Vice President Kashim Shettima called for an urgent scale-up of energy production in Nigeria to address significant electricity access deficits and climate change impacts.

Speaking at the recent Energy Transition Symposium, themed “Energy Transition in an Oil-Dependent Economy,” the Vice President emphasized the critical need for rapid economic development to improve the livelihoods of Nigerians.

Represented by Mr. Sadiq Wanka, Special Adviser to the President on Power and Infrastructure, Shettima highlighted that 45 percent of Nigerians currently lack access to electricity, underscoring the necessity of bold actions to mitigate climate change’s adverse effects.

The number two citizen pointed to severe environmental challenges, such as the highest deforestation rate globally due to reliance on biomass for energy, desert encroachment in the north, and rising sea levels threatening southern coastal communities.
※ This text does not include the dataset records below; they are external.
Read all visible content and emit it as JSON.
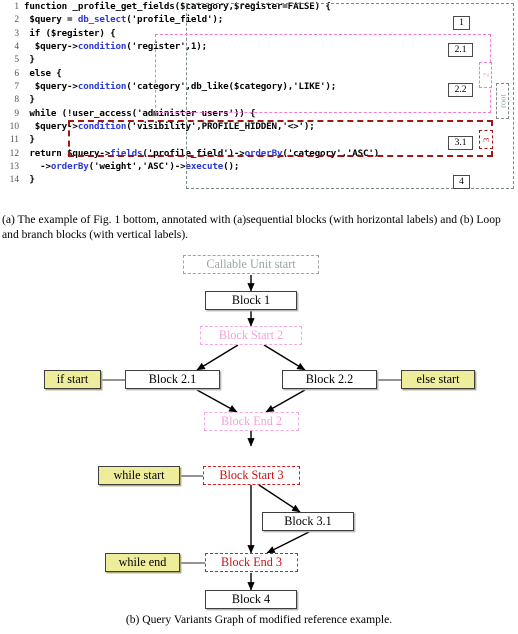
{
  "figure_a": {
    "code": [
      {
        "n": "1",
        "segments": [
          {
            "t": "function _profile_get_fields($category,$register=FALSE) {",
            "k": "plain"
          }
        ]
      },
      {
        "n": "2",
        "segments": [
          {
            "t": " $query = ",
            "k": "plain"
          },
          {
            "t": "db_select",
            "k": "fn"
          },
          {
            "t": "('profile_field');",
            "k": "plain"
          }
        ]
      },
      {
        "n": "3",
        "segments": [
          {
            "t": " if ($register) {",
            "k": "plain"
          }
        ]
      },
      {
        "n": "4",
        "segments": [
          {
            "t": "  $query->",
            "k": "plain"
          },
          {
            "t": "condition",
            "k": "fn"
          },
          {
            "t": "('register',1);",
            "k": "plain"
          }
        ]
      },
      {
        "n": "5",
        "segments": [
          {
            "t": " }",
            "k": "plain"
          }
        ]
      },
      {
        "n": "6",
        "segments": [
          {
            "t": " else {",
            "k": "plain"
          }
        ]
      },
      {
        "n": "7",
        "segments": [
          {
            "t": "  $query->",
            "k": "plain"
          },
          {
            "t": "condition",
            "k": "fn"
          },
          {
            "t": "('category',db_like($category),'LIKE');",
            "k": "plain"
          }
        ]
      },
      {
        "n": "8",
        "segments": [
          {
            "t": " }",
            "k": "plain"
          }
        ]
      },
      {
        "n": "9",
        "segments": [
          {
            "t": " while (!user_access('administer users')) {",
            "k": "plain"
          }
        ]
      },
      {
        "n": "10",
        "segments": [
          {
            "t": "  $query->",
            "k": "plain"
          },
          {
            "t": "condition",
            "k": "fn"
          },
          {
            "t": "('visibility',PROFILE_HIDDEN,'<>');",
            "k": "plain"
          }
        ]
      },
      {
        "n": "11",
        "segments": [
          {
            "t": " }",
            "k": "plain"
          }
        ]
      },
      {
        "n": "12",
        "segments": [
          {
            "t": " return $query->",
            "k": "plain"
          },
          {
            "t": "fields",
            "k": "fn"
          },
          {
            "t": "('profile_field')->",
            "k": "plain"
          },
          {
            "t": "orderBy",
            "k": "fn"
          },
          {
            "t": "('category','ASC')",
            "k": "plain"
          }
        ]
      },
      {
        "n": "13",
        "segments": [
          {
            "t": "   ->",
            "k": "plain"
          },
          {
            "t": "orderBy",
            "k": "fn"
          },
          {
            "t": "('weight','ASC')->",
            "k": "plain"
          },
          {
            "t": "execute",
            "k": "fn"
          },
          {
            "t": "();",
            "k": "plain"
          }
        ]
      },
      {
        "n": "14",
        "segments": [
          {
            "t": " }",
            "k": "plain"
          }
        ]
      }
    ],
    "horizontal_labels": [
      {
        "id": "label-1",
        "text": "1"
      },
      {
        "id": "label-2-1",
        "text": "2.1"
      },
      {
        "id": "label-2-2",
        "text": "2.2"
      },
      {
        "id": "label-3-1",
        "text": "3.1"
      },
      {
        "id": "label-4",
        "text": "4"
      }
    ],
    "vertical_labels": [
      {
        "id": "vlabel-2",
        "text": "2",
        "color": "#f0a6de"
      },
      {
        "id": "vlabel-root",
        "text": "root",
        "color": "#98a5a1"
      },
      {
        "id": "vlabel-3",
        "text": "3",
        "color": "#a31515"
      }
    ],
    "caption": "(a) The example of Fig. 1 bottom, annotated with (a)sequential blocks (with horizontal labels) and (b) Loop and branch blocks (with vertical labels)."
  },
  "figure_b": {
    "nodes": {
      "callable_unit_start": "Callable Unit start",
      "block_1": "Block 1",
      "block_start_2": "Block Start 2",
      "block_2_1": "Block 2.1",
      "block_2_2": "Block 2.2",
      "if_start": "if start",
      "else_start": "else start",
      "block_end_2": "Block End 2",
      "while_start": "while start",
      "block_start_3": "Block Start 3",
      "block_3_1": "Block 3.1",
      "while_end": "while end",
      "block_end_3": "Block End 3",
      "block_4": "Block 4"
    },
    "caption": "(b) Query Variants Graph of modified reference example."
  },
  "colors": {
    "keyword_blue": "#2b37d8",
    "pink_dashed": "#f07ad0",
    "red_dashed": "#a31515",
    "gray_dashed": "#7a8a85",
    "yellow_fill": "#eded9c",
    "node_border": "#3f3f3f"
  }
}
He stressed the importance of managing these issues to facilitate positive change for millions of Nigerians.

“The energy transition plan aims for Nigeria to achieve a net zero economy by 2060,” Shettima said, noting the need to maximize petroleum resources in the short term to support this goal.
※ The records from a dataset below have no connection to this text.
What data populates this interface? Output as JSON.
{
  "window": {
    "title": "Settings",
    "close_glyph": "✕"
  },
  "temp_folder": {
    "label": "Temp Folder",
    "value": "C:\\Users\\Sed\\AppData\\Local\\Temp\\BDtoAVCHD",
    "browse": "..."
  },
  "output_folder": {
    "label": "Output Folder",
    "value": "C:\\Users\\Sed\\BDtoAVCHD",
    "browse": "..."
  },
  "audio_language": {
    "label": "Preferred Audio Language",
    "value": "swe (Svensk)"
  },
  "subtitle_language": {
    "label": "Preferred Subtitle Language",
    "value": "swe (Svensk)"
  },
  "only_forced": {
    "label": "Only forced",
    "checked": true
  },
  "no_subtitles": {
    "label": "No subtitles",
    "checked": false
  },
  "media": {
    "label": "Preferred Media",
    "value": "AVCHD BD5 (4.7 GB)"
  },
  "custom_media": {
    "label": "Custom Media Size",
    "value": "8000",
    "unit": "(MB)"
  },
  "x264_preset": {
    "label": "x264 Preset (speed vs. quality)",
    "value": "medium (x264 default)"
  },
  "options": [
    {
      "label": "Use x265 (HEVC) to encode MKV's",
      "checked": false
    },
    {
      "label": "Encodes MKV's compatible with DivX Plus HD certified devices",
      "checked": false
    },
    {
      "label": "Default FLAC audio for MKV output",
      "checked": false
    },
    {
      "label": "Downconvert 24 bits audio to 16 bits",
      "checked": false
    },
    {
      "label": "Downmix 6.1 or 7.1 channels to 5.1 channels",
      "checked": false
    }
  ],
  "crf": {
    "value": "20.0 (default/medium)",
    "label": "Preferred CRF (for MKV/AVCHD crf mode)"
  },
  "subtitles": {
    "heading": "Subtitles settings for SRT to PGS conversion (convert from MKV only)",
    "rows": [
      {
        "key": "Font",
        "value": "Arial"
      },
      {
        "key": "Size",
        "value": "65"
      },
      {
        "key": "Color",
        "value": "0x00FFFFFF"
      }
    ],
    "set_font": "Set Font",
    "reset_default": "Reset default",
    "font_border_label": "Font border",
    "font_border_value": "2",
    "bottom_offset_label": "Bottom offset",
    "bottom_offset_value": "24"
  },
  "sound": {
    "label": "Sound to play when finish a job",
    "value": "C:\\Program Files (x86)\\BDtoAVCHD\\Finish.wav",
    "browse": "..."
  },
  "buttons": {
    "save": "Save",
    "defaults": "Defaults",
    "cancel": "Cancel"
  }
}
He highlighted government initiatives, including tax credits and incentives for developing Greenfield associated gas projects.

The vice president detailed a dual approach combining renewable energy investments with continued oil and gas development. This strategy includes significant progress in hydropower, tapping into 14,000 megawatts of potential and bringing 700 megawatts online in 2024.
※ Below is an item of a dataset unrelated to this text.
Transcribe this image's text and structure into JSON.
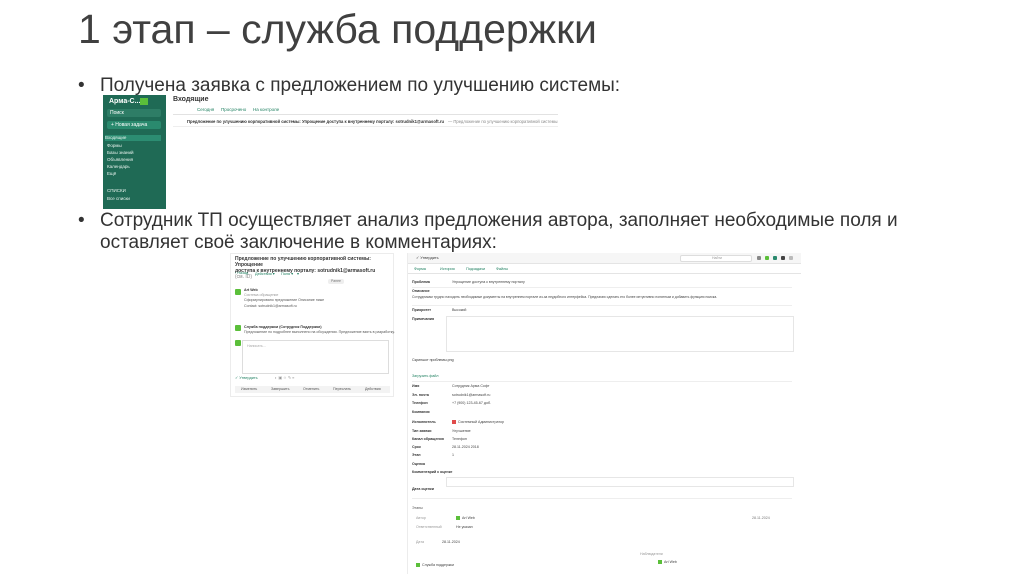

Shettima also noted investments in local value chains, such as solar panel assembly and lithium processing, critical components of the energy transition.

He acknowledged the challenges of fully implementing Nigeria’s energy transition plan, emphasizing the need for local and international collaboration to secure financing and prepare the workforce for a net zero economy.

Former Minister of Power, Barth Nnaji, highlighted Nigeria’s vast natural gas reserves, totaling approximately 206 trillion cubic feet.

He urged focused efforts to harness this resource for domestic use and export, which could significantly boost national revenue and development.

The symposium, organized by Development Agenda Magazine with support from the Ford Foundation, aimed to address a network of issues surrounding Nigeria’s energy transition.

Convener Paddy Ezeala underscored the need for informed decision-making to navigate the transition process effectively.

“Nigeria must prepare for a future where fossil fuels are less marketable, with profound social and economic implications,” Ezeala said. The symposium explored strategies to mitigate negative impacts on communities and ensure justice for affected residents.

This comprehensive approach aims to steer Nigeria towards a sustainable energy future, balancing immediate economic needs with long-term environmental goals.